His paper opened with a brief meditation on *the usefulness of graphs*:

> Most textbooks on statistical methods, and most statistical computer programs, pay too little attention to graphs. Few of us escape being indoctrinated with these notions:

> 1. numerical calculations are exact, but graphs are rough; 
> 2. for any particular kind of statistical data there is just one set of calculations constituting a correct statistical analysis; 
> 3. performing intricate calculations is virtuous, whereas actually looking at the data is cheating.

> A computer should make _both_ calculations _and_ graphs. Both sorts of output should be studied; each will contribute to understanding. 

> Graphs can have various purposes, such as: (i) to help us perceive and appreciate some broad features of the data, (ii) to let us look behind those broad features and see what else is there. Most kinds of statistical calculation rest on assumptions about the behavior of the data. Those assumptions may be false, and then the calculations may be misleading. We ought always to try to check whether the assumptions are reasonably correct; and if they are wrong we ought to be able to perceive in what ways they are wrong. Graphs are very valuable for these purposes.
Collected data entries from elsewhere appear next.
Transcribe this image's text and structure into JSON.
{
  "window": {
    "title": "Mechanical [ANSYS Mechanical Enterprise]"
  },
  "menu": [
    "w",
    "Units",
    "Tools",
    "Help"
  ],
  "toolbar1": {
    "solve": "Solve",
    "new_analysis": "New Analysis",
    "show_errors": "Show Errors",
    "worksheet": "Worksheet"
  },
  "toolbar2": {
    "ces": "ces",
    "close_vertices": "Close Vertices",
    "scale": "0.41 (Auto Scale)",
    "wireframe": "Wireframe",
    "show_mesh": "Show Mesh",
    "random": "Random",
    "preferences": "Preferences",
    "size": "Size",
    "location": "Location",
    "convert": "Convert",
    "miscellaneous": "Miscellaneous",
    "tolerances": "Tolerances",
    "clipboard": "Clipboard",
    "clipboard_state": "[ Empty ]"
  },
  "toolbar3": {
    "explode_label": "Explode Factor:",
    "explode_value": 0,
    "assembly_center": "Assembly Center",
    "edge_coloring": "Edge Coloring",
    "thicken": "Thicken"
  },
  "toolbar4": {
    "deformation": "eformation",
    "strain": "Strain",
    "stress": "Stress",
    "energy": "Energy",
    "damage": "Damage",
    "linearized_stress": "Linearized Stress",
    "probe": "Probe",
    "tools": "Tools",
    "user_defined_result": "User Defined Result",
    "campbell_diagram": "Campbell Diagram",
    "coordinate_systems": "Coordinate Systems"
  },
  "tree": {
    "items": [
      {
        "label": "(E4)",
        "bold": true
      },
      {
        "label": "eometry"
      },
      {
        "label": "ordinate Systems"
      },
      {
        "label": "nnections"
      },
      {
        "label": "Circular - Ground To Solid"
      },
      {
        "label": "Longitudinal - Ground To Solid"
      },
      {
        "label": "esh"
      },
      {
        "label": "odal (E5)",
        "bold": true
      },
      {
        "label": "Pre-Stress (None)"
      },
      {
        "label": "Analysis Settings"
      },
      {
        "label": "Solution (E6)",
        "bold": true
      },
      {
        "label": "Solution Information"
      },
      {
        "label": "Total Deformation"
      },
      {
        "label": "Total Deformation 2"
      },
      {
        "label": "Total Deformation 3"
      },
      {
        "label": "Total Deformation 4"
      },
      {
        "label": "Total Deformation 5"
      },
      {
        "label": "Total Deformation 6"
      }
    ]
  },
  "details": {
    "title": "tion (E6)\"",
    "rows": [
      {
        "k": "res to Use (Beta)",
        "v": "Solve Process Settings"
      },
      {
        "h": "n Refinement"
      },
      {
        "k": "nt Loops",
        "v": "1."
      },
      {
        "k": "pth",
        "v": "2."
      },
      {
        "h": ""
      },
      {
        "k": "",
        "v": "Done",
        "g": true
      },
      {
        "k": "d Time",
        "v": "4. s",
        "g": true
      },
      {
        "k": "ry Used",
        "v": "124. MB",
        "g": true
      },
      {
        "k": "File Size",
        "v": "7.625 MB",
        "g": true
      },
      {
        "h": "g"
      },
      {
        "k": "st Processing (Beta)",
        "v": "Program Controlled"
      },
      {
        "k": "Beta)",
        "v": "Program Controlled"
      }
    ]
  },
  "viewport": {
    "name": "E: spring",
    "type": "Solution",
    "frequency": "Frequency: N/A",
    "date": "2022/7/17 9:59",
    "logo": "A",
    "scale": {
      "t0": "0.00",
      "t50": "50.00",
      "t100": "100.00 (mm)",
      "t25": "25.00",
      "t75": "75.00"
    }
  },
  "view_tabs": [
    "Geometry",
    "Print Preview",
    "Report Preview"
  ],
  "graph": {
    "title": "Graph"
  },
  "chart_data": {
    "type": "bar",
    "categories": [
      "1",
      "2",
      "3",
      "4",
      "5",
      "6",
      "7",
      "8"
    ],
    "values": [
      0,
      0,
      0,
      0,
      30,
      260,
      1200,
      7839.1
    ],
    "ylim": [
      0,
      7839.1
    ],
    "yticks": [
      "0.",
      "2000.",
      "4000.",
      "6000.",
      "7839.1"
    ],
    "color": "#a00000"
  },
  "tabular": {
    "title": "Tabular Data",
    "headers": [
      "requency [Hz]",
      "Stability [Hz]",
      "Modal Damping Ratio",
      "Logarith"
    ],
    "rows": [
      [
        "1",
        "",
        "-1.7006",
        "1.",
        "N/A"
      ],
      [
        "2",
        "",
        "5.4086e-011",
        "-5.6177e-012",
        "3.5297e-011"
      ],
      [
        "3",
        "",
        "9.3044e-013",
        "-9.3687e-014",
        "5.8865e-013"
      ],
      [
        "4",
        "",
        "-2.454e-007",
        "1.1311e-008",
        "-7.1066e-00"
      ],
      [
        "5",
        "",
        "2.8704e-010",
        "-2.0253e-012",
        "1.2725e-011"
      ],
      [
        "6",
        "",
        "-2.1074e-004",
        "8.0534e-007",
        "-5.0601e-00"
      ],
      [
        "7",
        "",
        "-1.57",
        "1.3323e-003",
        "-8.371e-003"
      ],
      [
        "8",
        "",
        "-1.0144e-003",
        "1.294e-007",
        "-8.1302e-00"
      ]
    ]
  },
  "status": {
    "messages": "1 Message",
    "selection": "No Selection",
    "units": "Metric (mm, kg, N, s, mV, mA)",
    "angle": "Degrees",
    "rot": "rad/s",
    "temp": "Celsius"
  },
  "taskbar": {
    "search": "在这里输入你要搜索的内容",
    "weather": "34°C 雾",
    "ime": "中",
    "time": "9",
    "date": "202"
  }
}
> Good statistical analysis is not a purely routine matter, and generally calls for more than one pass through the computer. The analysis should be sensitive both to peculiar features in the given numbers and also to whatever background information is available about the variables. The latter is particularly helpful in suggesting alternative ways of setting up the analysis. Thought and ingenuity devoted to devising good graphs are likely to pay off. Many ideas can be gleaned from the literature...

To illustrate his call to arms, Anscombe generated a set of four simple pairwise (*x* and *y* values) datasets (known as datasets `I`, `II`, `III`, `IV`) intended to demonstrate the importance and usefulness of actually looking at graphs.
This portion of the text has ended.